A trust is another method of estate transfer. It is a fiduciary arrangement that allows a third party, or trustee, to hold assets on behalf of a beneficiary or beneficiaries. Trusts can be arranged in many ways and can specify exactly how and when the assets pass to the beneficiaries. Assets in a trust may also be able to pass outside of probate, saving time, court fees, and potentially reducing estate taxes as well.
Since trusts usually avoid probate, your beneficiaries may gain access to these assets more quickly than they might gain access to assets that are transferred using a will. Additionally, if it is an irrevocable trust, it may not be considered part of the taxable estate, so fewer taxes may be due upon your death.
Other benefits of trusts include:
Control of your wealth. The terms of a trust can be specified precisely, to control when and to whom distributions may be made. You may also set up a revocable trust so that the trust assets remain available to you during your lifetime while also designating to whom the remaining assets will pass when you die, even when there are complex situations such as children from more than one marriage.
Protection of your legacy. A properly constructed trust can help protect your estate from your heirs' creditors or from beneficiaries who may not be adept at money management.
Privacy and probate savings. Since probate is a matter of public record, a trust may allow assets to pass outside of probate and remain private. Avoiding probate may also reduce the amount lost to court fees and taxes.
Trusts can provide tax planning opportunities. Assets held in a revocable trust remain under your control during your life and so are taxed no differently than if they were owned outside of your trust. At death, certain assets are still eligible for a step-up in basis, even if they’re held in a revocable trust at the time of your death.
A trust can be created for a variety of functions, and although there are many types of trusts, there are two main categories: living and testamentary. A testamentary trust can be created using a will. You can also create a trust for the primary purpose of avoiding probate court, called a revocable living trust.
Trusts tend to be more expensive than wills to create and maintain. A trustee will be named in the document to control the assets' distribution following the trustor's wishes, according to the trust document and its mandates. This is also an effective way to control the passing of your estate beyond the grave.
Also known as a living trust, a revocable trust can help assets pass outside of probate, yet allows you to retain control of the assets during your lifetime. It is flexible and can be dissolved at any time, if necessary. It may be changed during your life (the trustor), but it typically becomes irrevocable once you die, and therefore can no longer be changed. Using a revocable living trust instead of a will means assets owned by your trust will bypass probate and flow to your heirs as you’ve outlined in the trust documents. Although a revocable trust may help avoid probate, it is usually still subject to estate taxes. It also means that during your lifetime, it is treated like any other asset you own.
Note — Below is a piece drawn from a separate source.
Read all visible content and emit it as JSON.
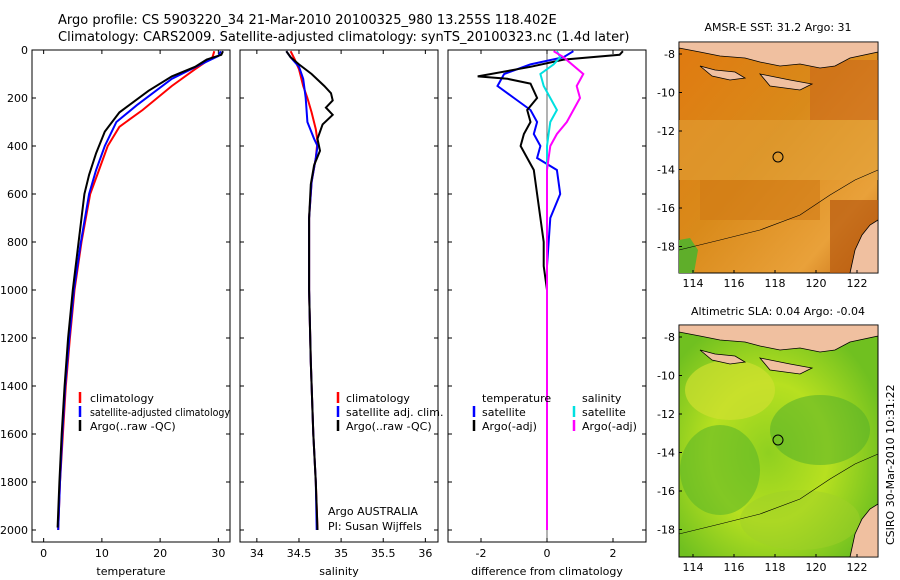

Trusts can be a powerful tool to help you accomplish a wide range of goals during your lifetime and long after. Like the rest of your estate and financial plan, you’ll need to regularly revisit your strategy with your attorney and financial planner to make sure your documents match up with your current situation, goals, and laws. State laws vary significantly in the area of trusts and should be considered before making any decisions about a trust.